When the Alabama Accountability Act was passed in 2013 we were told over and over that it was all about helping low income students.  And we were told that competition would save “failing” schools.

It went like this: some schools would work really hard to get out from under the “failing school” stigma.  Because their students could transfer to non-failing schools or get scholarships to private schools, either of which would cause them to lose funding, they would compete hard to prevent this from happening.

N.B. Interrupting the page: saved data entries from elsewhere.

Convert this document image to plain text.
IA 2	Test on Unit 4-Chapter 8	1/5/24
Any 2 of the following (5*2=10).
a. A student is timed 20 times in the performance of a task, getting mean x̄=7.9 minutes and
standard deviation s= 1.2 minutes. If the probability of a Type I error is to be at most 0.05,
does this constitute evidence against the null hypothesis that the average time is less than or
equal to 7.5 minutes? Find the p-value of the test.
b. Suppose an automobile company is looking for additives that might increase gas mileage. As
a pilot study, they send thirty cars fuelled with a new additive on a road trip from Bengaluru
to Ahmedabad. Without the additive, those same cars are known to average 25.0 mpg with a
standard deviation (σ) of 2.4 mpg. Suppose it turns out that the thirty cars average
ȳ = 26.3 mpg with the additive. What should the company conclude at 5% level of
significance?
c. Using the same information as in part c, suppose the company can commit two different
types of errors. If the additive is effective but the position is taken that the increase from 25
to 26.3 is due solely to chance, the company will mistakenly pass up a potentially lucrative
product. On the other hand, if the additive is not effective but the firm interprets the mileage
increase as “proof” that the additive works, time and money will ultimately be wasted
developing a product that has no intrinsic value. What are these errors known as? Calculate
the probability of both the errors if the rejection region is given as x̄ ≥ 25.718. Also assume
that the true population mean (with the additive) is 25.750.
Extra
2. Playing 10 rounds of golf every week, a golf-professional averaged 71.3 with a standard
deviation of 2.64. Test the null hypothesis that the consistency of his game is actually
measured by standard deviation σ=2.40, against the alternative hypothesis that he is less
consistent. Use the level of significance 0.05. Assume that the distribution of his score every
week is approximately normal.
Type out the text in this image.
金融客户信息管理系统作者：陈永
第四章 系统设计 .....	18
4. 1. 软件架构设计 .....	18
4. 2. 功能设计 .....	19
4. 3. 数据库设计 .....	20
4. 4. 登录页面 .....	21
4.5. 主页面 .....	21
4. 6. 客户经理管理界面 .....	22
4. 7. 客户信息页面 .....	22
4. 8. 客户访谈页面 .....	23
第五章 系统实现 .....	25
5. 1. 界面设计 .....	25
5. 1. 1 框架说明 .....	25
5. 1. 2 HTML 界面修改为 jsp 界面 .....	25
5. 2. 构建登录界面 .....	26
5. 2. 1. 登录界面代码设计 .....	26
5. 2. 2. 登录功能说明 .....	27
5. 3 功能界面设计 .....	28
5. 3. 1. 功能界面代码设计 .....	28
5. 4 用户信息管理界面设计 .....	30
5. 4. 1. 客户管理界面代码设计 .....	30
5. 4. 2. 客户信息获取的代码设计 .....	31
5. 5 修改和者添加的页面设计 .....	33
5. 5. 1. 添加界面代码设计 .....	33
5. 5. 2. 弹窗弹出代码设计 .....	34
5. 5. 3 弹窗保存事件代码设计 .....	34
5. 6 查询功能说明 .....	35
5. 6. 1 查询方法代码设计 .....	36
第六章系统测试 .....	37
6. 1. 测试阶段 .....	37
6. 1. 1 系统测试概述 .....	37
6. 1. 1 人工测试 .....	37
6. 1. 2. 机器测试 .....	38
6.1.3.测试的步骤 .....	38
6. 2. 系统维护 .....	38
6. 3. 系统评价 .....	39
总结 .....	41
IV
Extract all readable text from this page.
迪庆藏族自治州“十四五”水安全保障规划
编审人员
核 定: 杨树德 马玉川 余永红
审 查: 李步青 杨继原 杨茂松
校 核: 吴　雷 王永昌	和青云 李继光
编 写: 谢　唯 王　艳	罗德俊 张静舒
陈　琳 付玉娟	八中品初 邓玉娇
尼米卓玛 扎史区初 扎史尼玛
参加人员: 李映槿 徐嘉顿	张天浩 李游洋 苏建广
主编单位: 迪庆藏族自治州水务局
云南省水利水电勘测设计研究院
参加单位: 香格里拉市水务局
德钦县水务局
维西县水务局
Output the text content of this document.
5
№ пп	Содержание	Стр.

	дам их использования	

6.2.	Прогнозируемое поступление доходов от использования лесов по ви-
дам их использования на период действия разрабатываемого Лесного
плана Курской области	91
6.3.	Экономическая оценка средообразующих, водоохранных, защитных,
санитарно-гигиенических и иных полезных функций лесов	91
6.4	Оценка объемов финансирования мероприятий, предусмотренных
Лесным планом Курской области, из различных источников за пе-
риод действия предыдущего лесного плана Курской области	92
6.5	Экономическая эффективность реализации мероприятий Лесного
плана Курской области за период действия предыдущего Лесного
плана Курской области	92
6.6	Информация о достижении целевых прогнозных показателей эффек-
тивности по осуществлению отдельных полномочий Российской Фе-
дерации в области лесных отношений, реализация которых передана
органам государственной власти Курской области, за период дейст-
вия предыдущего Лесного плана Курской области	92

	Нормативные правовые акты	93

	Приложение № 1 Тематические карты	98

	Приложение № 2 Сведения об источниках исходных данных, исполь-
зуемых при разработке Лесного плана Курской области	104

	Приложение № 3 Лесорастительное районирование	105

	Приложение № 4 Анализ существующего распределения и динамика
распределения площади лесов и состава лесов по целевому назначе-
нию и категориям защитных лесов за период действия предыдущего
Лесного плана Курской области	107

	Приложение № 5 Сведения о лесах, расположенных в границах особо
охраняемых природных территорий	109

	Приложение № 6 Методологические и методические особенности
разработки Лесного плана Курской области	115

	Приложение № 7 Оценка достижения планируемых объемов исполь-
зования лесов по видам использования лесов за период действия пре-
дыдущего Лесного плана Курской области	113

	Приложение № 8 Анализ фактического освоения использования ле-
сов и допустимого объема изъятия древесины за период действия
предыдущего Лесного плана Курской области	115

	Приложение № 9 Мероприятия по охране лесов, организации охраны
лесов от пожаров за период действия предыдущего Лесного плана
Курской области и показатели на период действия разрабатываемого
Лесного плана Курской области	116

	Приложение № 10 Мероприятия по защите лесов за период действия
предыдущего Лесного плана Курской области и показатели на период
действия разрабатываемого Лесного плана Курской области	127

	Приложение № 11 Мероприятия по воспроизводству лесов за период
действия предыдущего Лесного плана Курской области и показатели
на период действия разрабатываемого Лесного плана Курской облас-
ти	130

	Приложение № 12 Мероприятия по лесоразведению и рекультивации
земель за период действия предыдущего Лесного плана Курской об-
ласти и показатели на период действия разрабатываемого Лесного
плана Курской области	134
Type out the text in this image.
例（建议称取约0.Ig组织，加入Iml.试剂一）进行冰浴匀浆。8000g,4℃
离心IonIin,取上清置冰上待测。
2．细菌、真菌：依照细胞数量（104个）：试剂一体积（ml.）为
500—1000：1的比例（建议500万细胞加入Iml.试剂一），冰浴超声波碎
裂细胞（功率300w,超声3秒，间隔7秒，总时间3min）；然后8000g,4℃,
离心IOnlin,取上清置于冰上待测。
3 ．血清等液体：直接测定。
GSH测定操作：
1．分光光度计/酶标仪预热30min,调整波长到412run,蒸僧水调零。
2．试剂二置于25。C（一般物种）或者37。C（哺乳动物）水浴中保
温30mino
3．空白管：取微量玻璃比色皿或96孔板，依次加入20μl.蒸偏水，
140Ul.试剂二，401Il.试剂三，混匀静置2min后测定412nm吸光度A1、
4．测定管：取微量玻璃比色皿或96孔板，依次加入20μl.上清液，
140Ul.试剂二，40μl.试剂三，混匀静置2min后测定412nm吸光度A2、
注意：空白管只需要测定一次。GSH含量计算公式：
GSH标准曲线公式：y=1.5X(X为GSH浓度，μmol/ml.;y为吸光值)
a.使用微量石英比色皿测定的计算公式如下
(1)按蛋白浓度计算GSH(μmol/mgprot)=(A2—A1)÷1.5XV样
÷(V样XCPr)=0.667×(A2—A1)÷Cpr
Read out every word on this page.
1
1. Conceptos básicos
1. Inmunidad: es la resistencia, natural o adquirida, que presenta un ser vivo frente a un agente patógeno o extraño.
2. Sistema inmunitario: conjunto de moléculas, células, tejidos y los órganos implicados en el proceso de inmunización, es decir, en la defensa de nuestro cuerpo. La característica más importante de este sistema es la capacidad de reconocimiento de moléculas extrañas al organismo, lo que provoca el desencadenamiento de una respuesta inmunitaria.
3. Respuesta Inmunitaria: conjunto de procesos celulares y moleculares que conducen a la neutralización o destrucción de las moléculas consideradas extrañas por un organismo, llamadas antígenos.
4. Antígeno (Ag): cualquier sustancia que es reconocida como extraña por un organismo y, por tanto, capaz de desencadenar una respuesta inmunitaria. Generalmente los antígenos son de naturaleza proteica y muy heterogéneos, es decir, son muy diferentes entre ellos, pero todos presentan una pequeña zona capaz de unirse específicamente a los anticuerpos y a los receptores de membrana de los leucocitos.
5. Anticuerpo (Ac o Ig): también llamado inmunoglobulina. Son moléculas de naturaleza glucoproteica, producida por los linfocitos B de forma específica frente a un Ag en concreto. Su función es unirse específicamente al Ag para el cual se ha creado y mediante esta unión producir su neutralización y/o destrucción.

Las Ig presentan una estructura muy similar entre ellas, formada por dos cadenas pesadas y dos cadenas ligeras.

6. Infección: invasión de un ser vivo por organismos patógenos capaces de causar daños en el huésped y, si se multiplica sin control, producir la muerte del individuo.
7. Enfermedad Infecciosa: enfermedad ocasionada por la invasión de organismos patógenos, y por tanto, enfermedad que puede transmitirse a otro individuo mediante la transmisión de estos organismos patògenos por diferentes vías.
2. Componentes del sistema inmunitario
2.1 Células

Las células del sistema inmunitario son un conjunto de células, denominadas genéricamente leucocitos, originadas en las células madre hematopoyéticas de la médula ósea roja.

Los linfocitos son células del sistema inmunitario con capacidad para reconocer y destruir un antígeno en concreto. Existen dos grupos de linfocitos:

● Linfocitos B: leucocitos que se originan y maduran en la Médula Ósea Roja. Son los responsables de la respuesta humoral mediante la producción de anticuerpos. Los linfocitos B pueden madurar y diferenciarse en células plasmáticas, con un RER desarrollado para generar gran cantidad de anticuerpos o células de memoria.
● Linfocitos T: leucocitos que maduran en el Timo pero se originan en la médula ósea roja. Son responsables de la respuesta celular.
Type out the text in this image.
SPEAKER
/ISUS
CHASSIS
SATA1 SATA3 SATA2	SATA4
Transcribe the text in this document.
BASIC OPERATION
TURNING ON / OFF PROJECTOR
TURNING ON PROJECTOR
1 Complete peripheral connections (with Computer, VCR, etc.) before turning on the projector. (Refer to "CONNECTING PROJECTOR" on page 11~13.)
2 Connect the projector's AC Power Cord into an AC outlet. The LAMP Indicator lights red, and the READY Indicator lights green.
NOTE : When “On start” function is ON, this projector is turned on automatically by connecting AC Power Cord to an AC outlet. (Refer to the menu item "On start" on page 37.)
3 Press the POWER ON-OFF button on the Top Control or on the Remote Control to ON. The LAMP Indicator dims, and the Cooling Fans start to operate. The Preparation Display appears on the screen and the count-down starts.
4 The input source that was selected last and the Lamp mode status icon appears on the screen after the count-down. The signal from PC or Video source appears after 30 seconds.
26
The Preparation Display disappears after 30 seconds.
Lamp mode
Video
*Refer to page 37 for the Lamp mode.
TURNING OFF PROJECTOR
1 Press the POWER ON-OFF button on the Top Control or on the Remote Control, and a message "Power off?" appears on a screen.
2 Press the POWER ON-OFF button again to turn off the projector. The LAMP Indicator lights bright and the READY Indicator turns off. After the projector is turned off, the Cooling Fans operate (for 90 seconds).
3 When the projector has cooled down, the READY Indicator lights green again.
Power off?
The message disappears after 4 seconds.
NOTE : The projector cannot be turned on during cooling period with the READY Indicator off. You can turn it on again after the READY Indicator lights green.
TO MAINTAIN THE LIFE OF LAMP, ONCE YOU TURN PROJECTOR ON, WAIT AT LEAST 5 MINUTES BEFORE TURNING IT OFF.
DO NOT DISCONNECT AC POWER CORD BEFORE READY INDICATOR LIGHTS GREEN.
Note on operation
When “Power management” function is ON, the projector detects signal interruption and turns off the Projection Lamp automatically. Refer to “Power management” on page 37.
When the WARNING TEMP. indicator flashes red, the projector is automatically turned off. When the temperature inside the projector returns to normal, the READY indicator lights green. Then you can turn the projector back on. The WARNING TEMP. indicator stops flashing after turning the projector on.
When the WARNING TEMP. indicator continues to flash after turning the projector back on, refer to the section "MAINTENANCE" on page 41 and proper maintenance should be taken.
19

But the accountability act did not tell these schools what they needed to do to get better, nor did it provide them extra resources to help struggling students.  We just patted them on the head and wished them well.  Didn’t matter if there was not another non-failing school in their system to transfer to, nor a private school participating in the scholarship program, we just wished them well.

Today, there are eight schools that were on the first “failing” list in 2013 that are still there.  There are 3,436 students in these schools.  Of these, 72.1 percent are black and 92.5 percent get free lunches.

They are: Bullock County high; Carver middle in Greene County; B. T. Washington middle and Scarborough Middle in Mobile;  Bellingrath middle in Montgomery; Camden School of Arts in Wilcox County; Hudson Middle in the Selma city system and Central High in Tuscaloosa city.  Basically they are forgotten schools full of invisible students.

Since 2013 we have diverted $147 million from the Education Trust Fund to provide scholarships to private schools.  But how much help have we diverted to those 3,436 students in the eight schools just listed?

Look carefully at the language in the first Alabama Accountability Act and you find it mentions “tax credits” 28 times and “failing schools” 27 times.  This bill was amended in 2015 to restate the purpose of the legislation.  Interestingly enough, the 2015 version mentions “tax credits” 22 times and “failing schools” only 10 times.

This would probably not be a surprise to any of the 3,436 students in these eight schools.